Томас не стал поправлять ее, что мальчика зовут Уэсли Джордах. Не
сказал, что ему пришлось немало повозиться с Терезой, чтобы она подыскала
для сына не столь броское имя. Но она, как всегда, прибегла к излюбленному
приему -- слезам, и ему в конечном итоге пришлось уступить.
Мать посмотрела на снимок со слезами. Она поцеловала фотокарточку.

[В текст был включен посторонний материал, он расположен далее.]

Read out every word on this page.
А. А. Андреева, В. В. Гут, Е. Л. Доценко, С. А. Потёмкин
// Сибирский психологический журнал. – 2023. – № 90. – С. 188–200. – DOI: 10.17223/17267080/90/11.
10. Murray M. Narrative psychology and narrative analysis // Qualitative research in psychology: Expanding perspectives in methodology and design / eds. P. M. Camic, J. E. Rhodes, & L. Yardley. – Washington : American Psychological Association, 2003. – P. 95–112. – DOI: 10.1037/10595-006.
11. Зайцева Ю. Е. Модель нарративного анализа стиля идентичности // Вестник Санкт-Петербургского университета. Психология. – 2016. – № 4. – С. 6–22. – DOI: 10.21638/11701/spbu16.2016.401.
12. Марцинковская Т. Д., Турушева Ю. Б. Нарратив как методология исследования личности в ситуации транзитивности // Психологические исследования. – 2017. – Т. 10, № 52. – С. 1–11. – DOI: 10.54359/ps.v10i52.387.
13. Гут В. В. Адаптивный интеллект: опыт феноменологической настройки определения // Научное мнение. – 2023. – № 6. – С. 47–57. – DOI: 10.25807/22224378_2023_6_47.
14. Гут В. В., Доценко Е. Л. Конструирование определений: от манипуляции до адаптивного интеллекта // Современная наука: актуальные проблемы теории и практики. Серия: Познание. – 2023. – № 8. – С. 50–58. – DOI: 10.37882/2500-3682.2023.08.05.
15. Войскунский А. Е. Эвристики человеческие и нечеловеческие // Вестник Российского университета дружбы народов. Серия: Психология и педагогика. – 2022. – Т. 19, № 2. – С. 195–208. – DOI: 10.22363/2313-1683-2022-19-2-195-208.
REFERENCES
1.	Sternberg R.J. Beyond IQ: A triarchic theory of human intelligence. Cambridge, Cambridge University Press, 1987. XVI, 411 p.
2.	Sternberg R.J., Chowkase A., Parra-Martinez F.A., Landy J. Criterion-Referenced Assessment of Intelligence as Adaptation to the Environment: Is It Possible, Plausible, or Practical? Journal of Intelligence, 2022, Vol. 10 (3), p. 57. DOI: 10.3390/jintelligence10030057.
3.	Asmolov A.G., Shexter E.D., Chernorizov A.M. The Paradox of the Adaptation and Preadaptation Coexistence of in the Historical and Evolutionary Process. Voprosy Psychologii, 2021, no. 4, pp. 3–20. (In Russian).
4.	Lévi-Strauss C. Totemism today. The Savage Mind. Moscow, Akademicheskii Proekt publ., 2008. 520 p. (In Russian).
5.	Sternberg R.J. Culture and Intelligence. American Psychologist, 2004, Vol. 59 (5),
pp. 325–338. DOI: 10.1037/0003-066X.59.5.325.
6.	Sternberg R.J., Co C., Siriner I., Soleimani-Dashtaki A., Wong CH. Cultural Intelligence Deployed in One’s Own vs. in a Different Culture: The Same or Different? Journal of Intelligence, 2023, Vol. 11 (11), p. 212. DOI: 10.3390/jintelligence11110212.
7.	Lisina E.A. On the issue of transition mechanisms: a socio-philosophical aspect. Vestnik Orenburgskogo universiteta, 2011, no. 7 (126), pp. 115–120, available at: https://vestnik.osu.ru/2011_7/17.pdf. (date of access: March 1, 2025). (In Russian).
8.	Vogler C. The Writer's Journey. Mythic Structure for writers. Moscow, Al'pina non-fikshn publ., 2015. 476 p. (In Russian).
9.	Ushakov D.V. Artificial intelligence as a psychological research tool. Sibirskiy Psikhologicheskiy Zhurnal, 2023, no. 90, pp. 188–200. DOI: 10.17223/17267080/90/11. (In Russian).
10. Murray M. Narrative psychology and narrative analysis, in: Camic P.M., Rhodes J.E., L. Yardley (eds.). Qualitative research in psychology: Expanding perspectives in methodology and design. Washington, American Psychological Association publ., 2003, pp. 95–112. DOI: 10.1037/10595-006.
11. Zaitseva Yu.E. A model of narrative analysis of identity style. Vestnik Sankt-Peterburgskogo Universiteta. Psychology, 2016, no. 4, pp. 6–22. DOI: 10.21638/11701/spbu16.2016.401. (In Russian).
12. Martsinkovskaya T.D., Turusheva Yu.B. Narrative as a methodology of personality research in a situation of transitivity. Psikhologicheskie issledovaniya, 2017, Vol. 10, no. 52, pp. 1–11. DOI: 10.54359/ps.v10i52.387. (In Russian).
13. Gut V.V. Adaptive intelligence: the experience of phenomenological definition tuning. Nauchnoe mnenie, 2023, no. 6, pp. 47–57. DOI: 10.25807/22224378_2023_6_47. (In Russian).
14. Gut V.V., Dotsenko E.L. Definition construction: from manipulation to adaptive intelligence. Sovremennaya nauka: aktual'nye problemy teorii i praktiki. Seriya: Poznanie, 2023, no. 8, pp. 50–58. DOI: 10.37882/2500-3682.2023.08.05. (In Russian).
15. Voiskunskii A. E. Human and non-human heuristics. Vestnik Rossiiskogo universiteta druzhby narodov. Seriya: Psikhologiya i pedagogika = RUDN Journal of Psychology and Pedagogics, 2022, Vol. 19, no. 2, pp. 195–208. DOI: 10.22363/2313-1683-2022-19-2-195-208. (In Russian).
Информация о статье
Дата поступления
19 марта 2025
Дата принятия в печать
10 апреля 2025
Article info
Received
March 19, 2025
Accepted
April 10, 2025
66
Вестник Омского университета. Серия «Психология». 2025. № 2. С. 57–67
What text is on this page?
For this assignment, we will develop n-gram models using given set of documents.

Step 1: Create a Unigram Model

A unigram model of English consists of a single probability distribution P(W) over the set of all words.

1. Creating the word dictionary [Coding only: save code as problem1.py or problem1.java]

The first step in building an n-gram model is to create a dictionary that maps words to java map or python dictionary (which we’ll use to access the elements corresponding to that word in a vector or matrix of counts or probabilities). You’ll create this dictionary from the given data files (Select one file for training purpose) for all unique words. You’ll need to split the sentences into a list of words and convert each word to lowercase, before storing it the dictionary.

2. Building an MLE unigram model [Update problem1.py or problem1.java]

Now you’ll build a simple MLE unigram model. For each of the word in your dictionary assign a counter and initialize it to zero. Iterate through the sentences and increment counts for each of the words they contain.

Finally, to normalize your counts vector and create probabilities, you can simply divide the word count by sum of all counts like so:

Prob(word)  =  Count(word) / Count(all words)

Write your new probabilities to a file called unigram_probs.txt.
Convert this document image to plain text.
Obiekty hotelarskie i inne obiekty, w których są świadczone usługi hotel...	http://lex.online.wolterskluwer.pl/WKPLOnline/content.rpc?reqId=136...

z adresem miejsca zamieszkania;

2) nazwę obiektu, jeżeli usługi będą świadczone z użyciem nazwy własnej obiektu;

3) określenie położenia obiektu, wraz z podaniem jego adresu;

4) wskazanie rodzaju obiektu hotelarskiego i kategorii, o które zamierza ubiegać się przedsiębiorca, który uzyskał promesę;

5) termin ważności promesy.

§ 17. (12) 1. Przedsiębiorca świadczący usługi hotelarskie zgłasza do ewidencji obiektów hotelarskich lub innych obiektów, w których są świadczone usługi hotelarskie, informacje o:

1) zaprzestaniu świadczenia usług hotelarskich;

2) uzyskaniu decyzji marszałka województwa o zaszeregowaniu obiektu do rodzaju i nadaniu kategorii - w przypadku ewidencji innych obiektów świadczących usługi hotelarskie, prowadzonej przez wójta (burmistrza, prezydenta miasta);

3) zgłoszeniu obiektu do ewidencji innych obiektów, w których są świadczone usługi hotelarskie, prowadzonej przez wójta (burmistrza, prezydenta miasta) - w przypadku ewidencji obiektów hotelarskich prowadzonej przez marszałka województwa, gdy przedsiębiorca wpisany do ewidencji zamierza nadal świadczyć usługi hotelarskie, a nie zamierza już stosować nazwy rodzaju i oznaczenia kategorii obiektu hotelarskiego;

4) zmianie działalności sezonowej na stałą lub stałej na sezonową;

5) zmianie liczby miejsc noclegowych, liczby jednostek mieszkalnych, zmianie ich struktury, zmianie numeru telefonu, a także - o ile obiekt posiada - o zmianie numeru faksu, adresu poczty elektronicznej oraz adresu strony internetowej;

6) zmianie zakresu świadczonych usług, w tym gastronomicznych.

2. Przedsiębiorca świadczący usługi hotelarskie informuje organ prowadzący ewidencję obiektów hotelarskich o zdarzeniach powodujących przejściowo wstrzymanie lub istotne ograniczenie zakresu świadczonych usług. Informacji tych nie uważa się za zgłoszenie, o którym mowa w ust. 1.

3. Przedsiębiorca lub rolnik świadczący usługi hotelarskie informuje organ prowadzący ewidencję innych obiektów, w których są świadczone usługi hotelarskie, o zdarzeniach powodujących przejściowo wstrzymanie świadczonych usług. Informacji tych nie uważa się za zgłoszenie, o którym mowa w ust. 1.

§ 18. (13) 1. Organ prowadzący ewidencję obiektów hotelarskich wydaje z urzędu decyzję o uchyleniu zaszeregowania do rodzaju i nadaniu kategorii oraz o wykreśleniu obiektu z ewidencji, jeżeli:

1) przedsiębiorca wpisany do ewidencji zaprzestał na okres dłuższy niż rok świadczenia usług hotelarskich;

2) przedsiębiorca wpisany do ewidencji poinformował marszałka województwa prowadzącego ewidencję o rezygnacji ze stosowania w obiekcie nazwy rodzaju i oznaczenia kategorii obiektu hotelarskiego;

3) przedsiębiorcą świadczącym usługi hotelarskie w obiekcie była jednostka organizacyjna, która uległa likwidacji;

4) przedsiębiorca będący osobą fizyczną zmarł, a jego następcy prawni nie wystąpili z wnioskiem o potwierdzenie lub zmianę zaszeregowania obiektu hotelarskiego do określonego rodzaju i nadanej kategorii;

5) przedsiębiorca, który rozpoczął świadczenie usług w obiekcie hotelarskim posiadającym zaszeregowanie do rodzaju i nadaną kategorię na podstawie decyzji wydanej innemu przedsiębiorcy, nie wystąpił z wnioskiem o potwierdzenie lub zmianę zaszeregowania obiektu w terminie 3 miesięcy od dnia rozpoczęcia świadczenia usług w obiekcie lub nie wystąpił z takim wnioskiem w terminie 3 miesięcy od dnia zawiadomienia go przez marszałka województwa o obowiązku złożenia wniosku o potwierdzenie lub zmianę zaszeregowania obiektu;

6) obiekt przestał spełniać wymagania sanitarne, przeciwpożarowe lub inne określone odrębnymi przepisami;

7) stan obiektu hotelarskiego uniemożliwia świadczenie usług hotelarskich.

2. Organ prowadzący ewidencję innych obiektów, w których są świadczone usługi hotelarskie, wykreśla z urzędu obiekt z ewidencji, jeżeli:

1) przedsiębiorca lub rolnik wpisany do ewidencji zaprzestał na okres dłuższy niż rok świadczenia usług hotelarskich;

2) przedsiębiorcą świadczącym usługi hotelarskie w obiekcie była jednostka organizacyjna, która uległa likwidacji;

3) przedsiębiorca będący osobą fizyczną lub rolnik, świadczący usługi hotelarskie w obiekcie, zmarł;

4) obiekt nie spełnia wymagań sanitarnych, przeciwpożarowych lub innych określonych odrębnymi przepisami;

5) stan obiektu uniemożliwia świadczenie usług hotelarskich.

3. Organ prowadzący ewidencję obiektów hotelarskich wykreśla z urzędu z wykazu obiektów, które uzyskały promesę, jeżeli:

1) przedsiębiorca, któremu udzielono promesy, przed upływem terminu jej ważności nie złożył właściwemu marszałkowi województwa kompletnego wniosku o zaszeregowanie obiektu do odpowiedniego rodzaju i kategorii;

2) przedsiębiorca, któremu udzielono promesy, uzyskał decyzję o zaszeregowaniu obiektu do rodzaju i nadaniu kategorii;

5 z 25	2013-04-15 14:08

-- Какой маленький, красивый малыш,-- сказала она.
Томас не помнил, чтобы мать хоть раз поцеловала его, когда он был
маленький.
-- Может быть, ты когда-нибудь отвезешь меня к нему?
-- Конечно, отвезу.
-- Когда?
-- Как только вернусь из Англии.
-- Боже, Англия. Мы только что нашли снова друг друга, а ты уезжаешь на
другой конец света!
-- Всего на пару недель.
-- Должно быть, у тебя все хорошо складывается, если ты можешь
позволить себе такое путешествие.
-- У меня там работа,-- объяснил он. Томас старался избегать слов
"бой", "драка".-- Дорогу мне оплачивают.-- Незачем создавать у матери
впечатление, что он богат. В семье Джордахов вполне достаточно одной
женщины, которая отправляет в карман каждый цент в доме.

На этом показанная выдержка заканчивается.